- Theatrical release poster
- Directed by: Robert M. Young
- Written by: William Mastrosimone
- Based on: Extremities by William Mastrosimone
- Produced by: Burt Sugarman
- Starring: Farrah Fawcett; Alfre Woodard; Diana Scarwid; James Russo;
- Cinematography: Curtis Clark
- Edited by: Arthur Coburn
- Music by: J.A.C. Redford
- Production company: Atlantic Entertainment Group
- Distributed by: Atlantic Releasing Corporation
- Release date: August 22, 1986;
- Running time: 89 minutes
- Country: United States
- Language: English
- Box office: $13.4 million

= Extremities (film) =

1986 film by Robert M. Young

Extremities is a 1986 American drama film directed by Robert M. Young and written by William Mastrosimone, based on his 1982 off-Broadway play of the same name. The film stars Farrah Fawcett, Alfre Woodard, Diana Scarwid, and James Russo.

Both Fawcett and Russo had appeared in the stage play (Fawcett taking over a role originated by Susan Sarandon). Fawcett received a Golden Globe nomination for Best Actress for her performance in the film.

==Plot==
While getting into her car one night, Marjorie is attacked at knifepoint by a masked assailant who forces her to drive to a remote location, where he tries to sexually assault her. She manages to flee but leaves her purse behind. While at the police station, she is told that without a positive identification of her attacker, there is little they can do to help— and if he is found, it will be her word against his, and he will likely not face any criminal charges. In the following days, Marjorie lives in continued fear. Meanwhile, her attacker, revealed to be Joe, uses the information from her purse to find out where she lives and also steals mail from the home she shares with her roommates, Pat and Terry, to gain insight into their lives.

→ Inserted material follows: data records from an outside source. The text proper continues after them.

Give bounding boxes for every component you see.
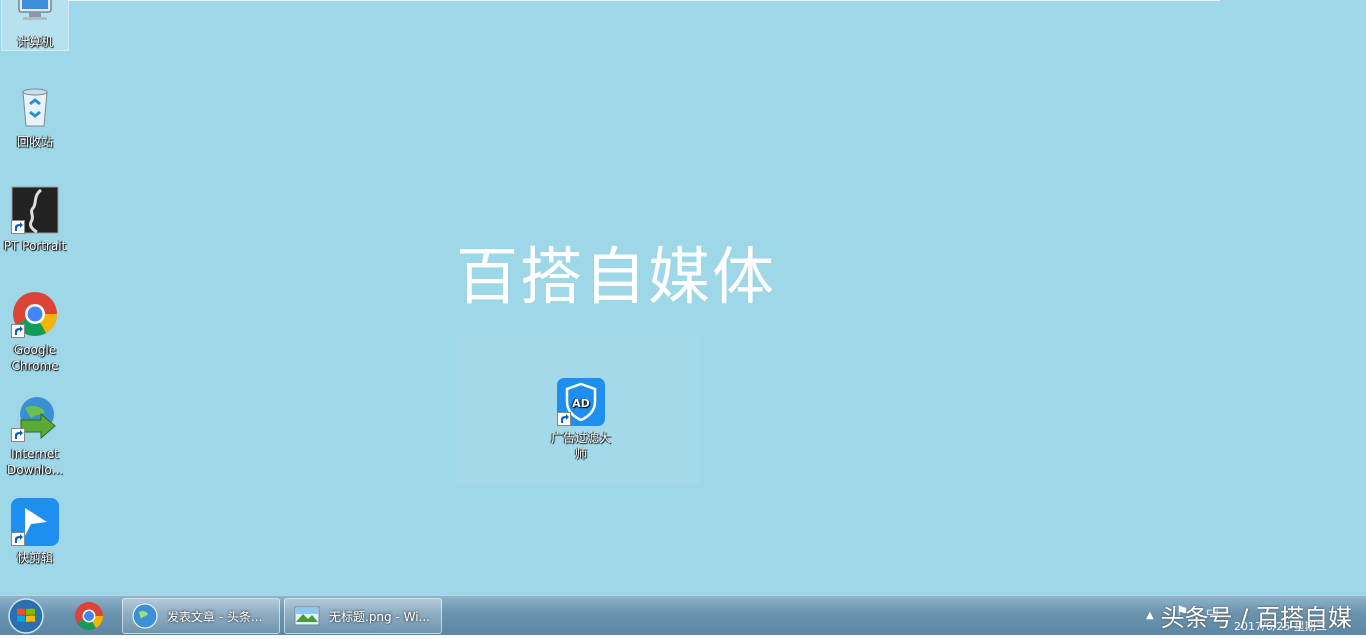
shortcut-arrow-icon	[11, 324, 25, 338]
desktop: 计算机 回收站 PT Portrait Google Chrome Intern…	[0, 0, 1366, 595]
tray-expand-icon[interactable]: ▲	[1146, 610, 1154, 621]
adblock-badge-text: AD	[572, 397, 590, 410]
desktop-icon-label: 快剪辑	[16, 551, 53, 565]
shortcut-arrow-icon	[11, 532, 25, 546]
shortcut-arrow-icon	[557, 412, 571, 426]
desktop-icon-label: PT Portrait	[3, 239, 67, 253]
task-label: 无标题.png - Wi...	[329, 609, 430, 624]
desktop-icon-chrome[interactable]: Google Chrome	[2, 290, 68, 374]
desktop-icon-kuaijianji[interactable]: 快剪辑	[2, 498, 68, 566]
desktop-icon-label: Google Chrome	[11, 343, 59, 373]
pt-portrait-icon	[11, 186, 59, 234]
taskbar-pinned-chrome[interactable]	[66, 598, 112, 634]
image-viewer-icon	[294, 606, 320, 626]
desktop-icon-adblock-master[interactable]: AD 广告过滤大师	[546, 378, 616, 462]
desktop-icon-label: 广告过滤大师	[550, 431, 611, 461]
globe-icon	[132, 603, 158, 629]
recycle-bin-icon	[11, 82, 59, 130]
start-button[interactable]	[4, 597, 48, 635]
watermark-text: 百搭自媒体	[456, 240, 777, 313]
windows-start-icon	[8, 598, 44, 634]
desktop-icon-computer[interactable]: 计算机	[1, 0, 69, 51]
chrome-icon	[11, 290, 59, 338]
chrome-icon	[75, 602, 103, 630]
window-edge	[68, 0, 1220, 1]
computer-icon	[11, 0, 59, 30]
watermark-overlay: 头条号 / 百搭自媒	[1160, 604, 1352, 632]
desktop-icon-label: Internet Downlo...	[7, 447, 63, 477]
kuaijianji-icon	[11, 498, 59, 546]
desktop-icon-label: 回收站	[16, 135, 53, 149]
desktop-icon-recycle-bin[interactable]: 回收站	[2, 82, 68, 150]
desktop-icon-label: 计算机	[16, 35, 53, 49]
shortcut-arrow-icon	[11, 428, 25, 442]
taskbar: 发表文章 - 头条... 无标题.png - Wi... ▲ ⚑ ▭ 2017/…	[0, 595, 1366, 635]
idm-icon	[11, 394, 59, 442]
desktop-icon-internet-download-manager[interactable]: Internet Downlo...	[2, 394, 68, 478]
shortcut-arrow-icon	[11, 220, 25, 234]
taskbar-task-paint[interactable]: 无标题.png - Wi...	[284, 598, 442, 634]
desktop-icon-pt-portrait[interactable]: PT Portrait	[2, 186, 68, 254]
system-tray: ▲ ⚑ ▭ 2017/6/25 星期二 头条号 / 百搭自媒	[1136, 596, 1366, 636]
task-label: 发表文章 - 头条...	[167, 609, 263, 624]
taskbar-task-browser[interactable]: 发表文章 - 头条...	[122, 598, 280, 634]
adblock-icon: AD	[557, 378, 605, 426]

One morning, while Pat and Terry are away at work, Joe casually enters her home, claiming he is looking for someone who owes him money. Marjorie quickly realizes he is the man who attacked her and tries to escape, but Joe overpowers her. Throughout the day, Joe repeatedly physically and psychologically abuses her. As he attempts to rape her, Marjorie manages to subdue him by spraying wasp repellent into his eyes.

As she tries to flee once again, Joe taunts her by saying that since he did not actually rape her, the police will let him go, and he vows to come back and kill her. Marjorie binds him and confines him in the fireplace. When Pat and Terry return home, she tells them what happened and that she plans to kill him. Joe tries to manipulate them into turning against Marjorie and believing that he is the victim. Terry falls for his lies and fears they will all be arrested while Pat tries to convince Marjorie to think of the consequences of her decision and to go to the police.

As Marjorie tries to force Joe to confess to what he has done to her, he claims that he and Marjorie were lovers and that she attacked him when he came to end their relationship. Marjorie removes the knife he previously used on her from his jacket, including the mail he stole, and threatens to castrate him if he does not admit the truth. Defeated, Joe confesses that he intended to kill Marjorie, as well as Pat and Terry. He also confesses to raping and murdering three prior women. Marjorie tells Pat to go the police and an abjectly apologetic Terry to go with her. After they leave, Marjorie drags Joe back to the fireplace and stares off with an expression of relief and triumph.

==Reception==
Extremities received mixed reviews from critics. The film holds a 36% rating on Rotten Tomatoes based on 11 reviews.

==Award nomination==
For her performance, Fawcett received a 1986 Golden Globe nomination for Best Actress in a film drama.

The film was named one of the Worst Films of 1986 by Siskel and Ebert.

==Home media==
Extremities was released to Blu-ray and DVD on May 19, 2015 as a Region 1 widescreen disc.